In 1980, the U.S. 10th Circuit Court of Appeals ruled in Cheyenne-Arapaho v. the State of Oklahoma that land held in trust by the federal government for the benefit of a tribe meets the Indian Country legal definition.
But with the U.S. Supreme Court’s 2020 McGirt v. Oklahoma affirming that Indian Country reservations in eastern Oklahoma still exist, the Stitt administration views the language in the current state-tribal tobacco compacts as problematic:
The provisions of this Compact shall establish and govern the rate of taxation and payment of taxes to the Nation and the State on the retail sales of cigarettes and other tobacco products in the Nation’s Indian Country as defined by federal law, including 18 U.S.C. § 1151, hereinafter referred to as “Compact Jurisdiction,” when said retail sales are made by the Nation. (Emphasis added.)
Instead, when Stitt sent compact extension offers to Anoatubby and Batton on May 18, he proposed a modified “compact jurisdiction” definition limited to historic allotment land and tribal land held in trust by the federal government:
The provisions of this Compact shall establish and govern the rate of taxation and payment of taxes to the Nation and the State on the retail sales of cigarettes and other tobacco products in the Nation’s Indian Country as defined herein, i.e., as lands owned by the Nation and/or its members which are held in trust by the United States, or which are owned by members of the Nation and are subject to restricted title.
Stitt’s team has pointed to a pair of amici briefs filed by the Five Tribes in support of a Muscogee Nation citizen whose case claiming exemption from state income taxation is before the Oklahoma Supreme Court. The Chickasaw, Choctaw and Cherokee nations filed one amicus brief supporting Alicia Stroble, arguing that “the definition of Indian Country applied to state tax laws before McGirt was decided.”
The Muscogee Nation and the Seminole Nation filed a separate amicus brief, which featured a subhead titled, “McGirt’s application of §1151 is not limited to the MCA.” The tribes’ attorneys wrote:
The [Major Crimes Act] does not define Indian country. Therefore, McGirt examined whether the Creek Reservation meets the definition of Indian country set forth in §1151. In holding that it does, the court did not purport to undertake an MCA-specific application of §1151. It instead sought to interpret and apply “§1151(a)’s plain terms,” which make clear that, so long as they remain in existence, federal Indian reservations are Indian country.
In his veto message on SB 26X’s proposed tobacco compact extension, Stitt pointed to the amici briefs as clear indication of how tribes’ view the civil-law jurisdiction issues involving their affirmed reservations.
“Although I believe the tribes’ arguments in Stroble are without merit, to legislate as though at least those few tribes are not prepared to lodge the same argument in the tobacco tax context (and likely elsewhere) is at best unwise,” Stitt wrote.
Kate Vesper, Stitt’s press secretary, said the SCOTUS ruling in McGirt v.

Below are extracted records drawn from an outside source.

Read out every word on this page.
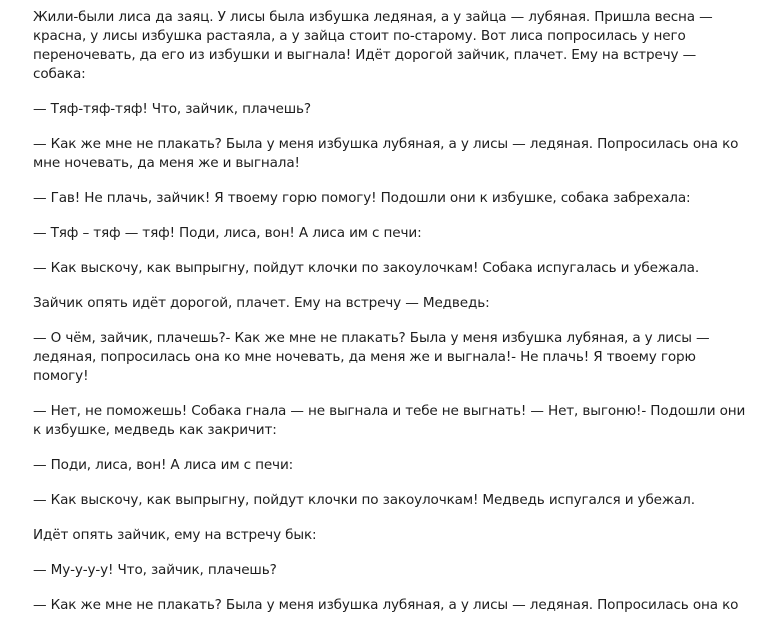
Жили-были лиса да заяц. У лисы была избушка ледяная, а у зайца — лубяная. Пришла весна — красна, у лисы избушка растаяла, а у зайца стоит по-старому. Вот лиса попросилась у него переночевать, да его из избушки и выгнала! Идёт дорогой зайчик, плачет. Ему на встречу — собака:

— Тяф-тяф-тяф! Что, зайчик, плачешь?

— Как же мне не плакать? Была у меня избушка лубяная, а у лисы — ледяная. Попросилась она ко мне ночевать, да меня же и выгнала!

— Гав! Не плачь, зайчик! Я твоему горю помогу! Подошли они к избушке, собака забрехала:

— Тяф – тяф — тяф! Поди, лиса, вон! А лиса им с печи:

— Как выскочу, как выпрыгну, пойдут клочки по закоулочкам! Собака испугалась и убежала.

Зайчик опять идёт дорогой, плачет. Ему на встречу — Медведь:

— О чём, зайчик, плачешь?- Как же мне не плакать? Была у меня избушка лубяная, а у лисы — ледяная, попросилась она ко мне ночевать, да меня же и выгнала!- Не плачь! Я твоему горю помогу!

— Нет, не поможешь! Собака гнала — не выгнала и тебе не выгнать! — Нет, выгоню!- Подошли они к избушке, медведь как закричит:

— Поди, лиса, вон! А лиса им с печи:

— Как выскочу, как выпрыгну, пойдут клочки по закоулочкам! Медведь испугался и убежал.

Идёт опять зайчик, ему на встречу бык:

— Му-у-у-у! Что, зайчик, плачешь?

— Как же мне не плакать? Была у меня избушка лубяная, а у лисы — ледяная. Попросилась она ко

Oklahoma expressly limited its impact for “purposes” of criminal jurisdiction.
“A few tribes have shown they will point to language contained in pre-McGirt tobacco tax compacts to significantly expand geographical boundaries within which they will claim tax advantages or full exemptions,” Vesper said. “Although those tribes’ arguments are fundamentally and legally wrong, the state would be unwise to not update compact language to ensure the state’s century-plus old tax structure isn’t disrupted.”
Ultimately, SB 26X and HB 1005X passed both chambers with the supermajority support that would be needed to override Stitt’s vetoes if lawmakers return to special session June 12 as planned.
Sen. Mary Boren (D-Norman) debated in favor of SB 26X. An attorney, she said extending the compacts by one year would afford Stitt and tribal leaders more time to reach an agreement and avoid litigation.
“I think the issue is do we want these negotiations to be in board rooms where our executive CEO of the state of Oklahoma can negotiate the compact, or do we want these negotiations to go into courtrooms?” Boren said.